Select the field in the Navigator or on the canvas to open its settings. These apply to the group as a whole.

  • Name attribute: the key the chosen value is submitted under. It identifies the field in your submissions and in actions like email, so give it a clear, meaningful name. For a radio group, this shared name is also what makes the options mutually exclusive. A checkbox group can submit several values at once, so its name carries a trailing [] to keep them together.
  • Required: whether the visitor must make a choice. What “required” means differs between radio and checkbox: see Making a choice required below.
  • Default value: which choice is selected when the form loads. See Choosing what starts selected below.
  • Data logging: controls how the chosen value or values are saved with your submissions.

Making a choice required

Because radio and checkbox groups collect answers differently, the Required setting adapts to the kind of field:

  • Radio: a single on/off toggle. When it’s on, the visitor has to pick one option before the form can be submitted.
  • Checkbox: the same on/off toggle, plus a Minimum selections number that appears once Required is on. It sets how many boxes must be checked, so you can ask for “at least one” or “at least three.” It starts at 1 and can’t go lower.

The requirement is checked in the visitor’s browser and again on your server when the form is submitted. If it isn’t met, the message appears on the group as a whole rather than on a single option.

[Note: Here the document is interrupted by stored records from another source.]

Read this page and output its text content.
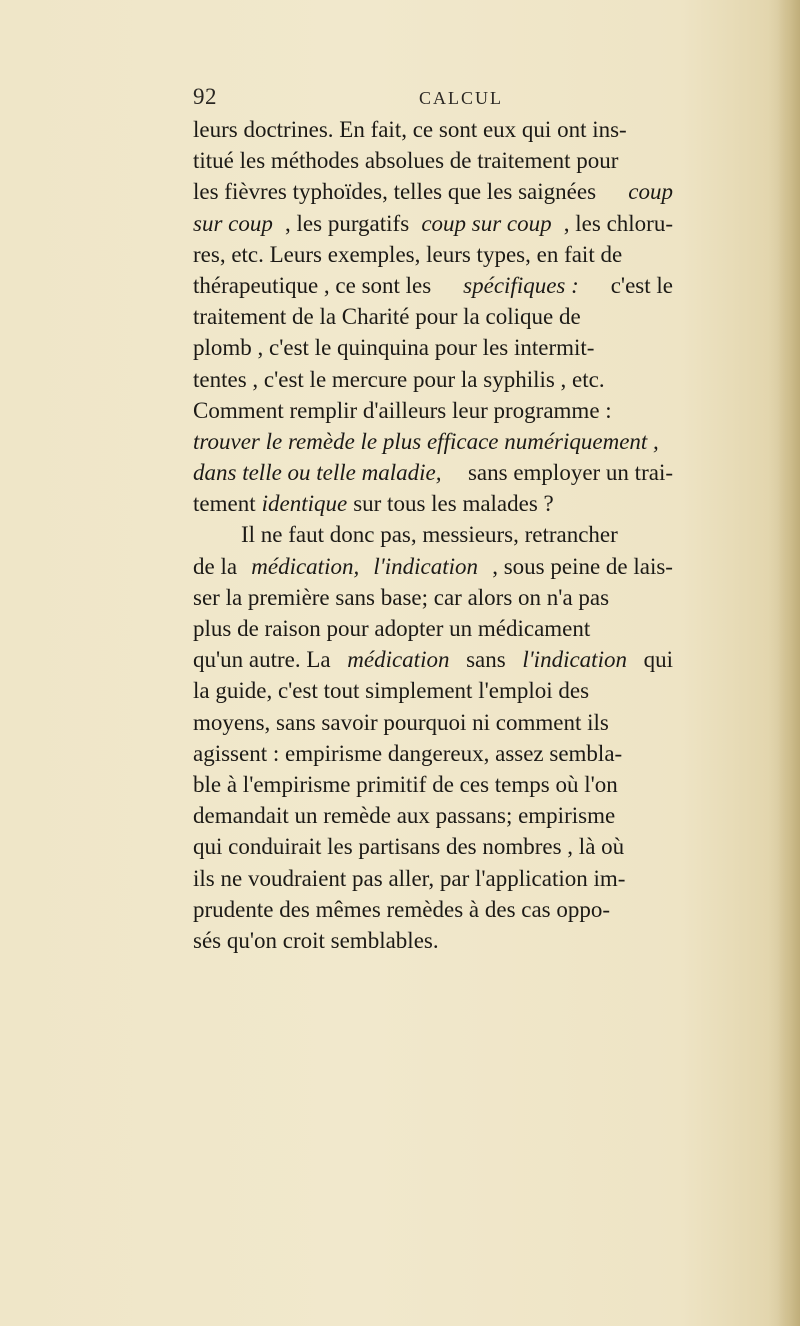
92	CALCUL
leurs doctrines. En fait, ce sont eux qui ont ins-
titué les méthodes absolues de traitement pour
les fièvres typhoïdes, telles que les saignées coup
sur coup , les purgatifs coup sur coup , les chloru-
res, etc. Leurs exemples, leurs types, en fait de
thérapeutique , ce sont les spécifiques : c'est le
traitement de la Charité pour la colique de
plomb , c'est le quinquina pour les intermit-
tentes , c'est le mercure pour la syphilis , etc.
Comment remplir d'ailleurs leur programme :
trouver le remède le plus efficace numériquement ,
dans telle ou telle maladie, sans employer un trai-
tement identique sur tous les malades ?
Il ne faut donc pas, messieurs, retrancher
de la médication, l'indication , sous peine de lais-
ser la première sans base; car alors on n'a pas
plus de raison pour adopter un médicament
qu'un autre. La médication sans l'indication qui
la guide, c'est tout simplement l'emploi des
moyens, sans savoir pourquoi ni comment ils
agissent : empirisme dangereux, assez sembla-
ble à l'empirisme primitif de ces temps où l'on
demandait un remède aux passans; empirisme
qui conduirait les partisans des nombres , là où
ils ne voudraient pas aller, par l'application im-
prudente des mêmes remèdes à des cas oppo-
sés qu'on croit semblables.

To learn how those messages work, see Error message.

Choosing what starts selected

There are two ways to decide what’s selected when the form first loads. On each choice’s input, a Selected toggle (for radio) or Checked toggle (for checkbox) marks that option as a starting choice. On the field itself, the Default value setting does the same thing at the group level and can also pull a value in from elsewhere, such as a parameter in the page’s web address.

Notice

When the field’s Default value is set, it takes over: it overrides the Selected and Checked toggles on the individual choices. Use a choice’s own toggle for a simple, fixed starting selection, and the field’s Default value when you want to prefill the group from a source such as the URL. To learn about every value source, see Default values.

Choice input settings

Select a choice’s input in the Navigator to open its own settings. This is where each option carries its value and its starting state.

  • Value: what gets submitted when this option is chosen. Keep it short and stable (for example, a code or key), since this is the data you’ll see in submissions and use in actions.
  • Selected (radio) or Checked (checkbox): marks this option as chosen when the form loads. Remember that the field’s Default value, if set, overrides this.
  • Required (checkbox only): makes this one box mandatory on its own, so the form can’t be submitted unless it’s ticked. It’s what you want for a single consent box, like agreeing to your terms. Radio inputs have no per-option required setting: use the field’s Required instead, since a radio group is required as a whole.

Styling radio and checkbox fields

A choice field is made of several parts, and each one styles separately, so you can shape the whole group and the individual options:

  • Choice field: the group as a whole, the outer container around the caption and the options.
  • Legend: the caption above the options.
  • Content: the area that holds the list of choices, handy for spacing the options as a set.
  • Choice: one option’s row, wrapping its control and label together.
  • Choice label: the text of a single option.

On top of those parts, a choice field gives you two states so the group can react to what the visitor does:

  • Within checked choice: applies while a choice is selected, to the parts inside that choice. Use it to make the chosen option stand out, for example by tinting its row or emphasizing its label once it’s ticked.
  • Within invalid choice field: applies to everything in the field when its required rule isn’t met. Use it to flag the whole group as needing attention, for example with a colored outline, until the visitor makes a valid choice.

You’ll find these parts and states in the Style tab when the choice field or one of its parts is selected. For how style states work in general, see Style tab.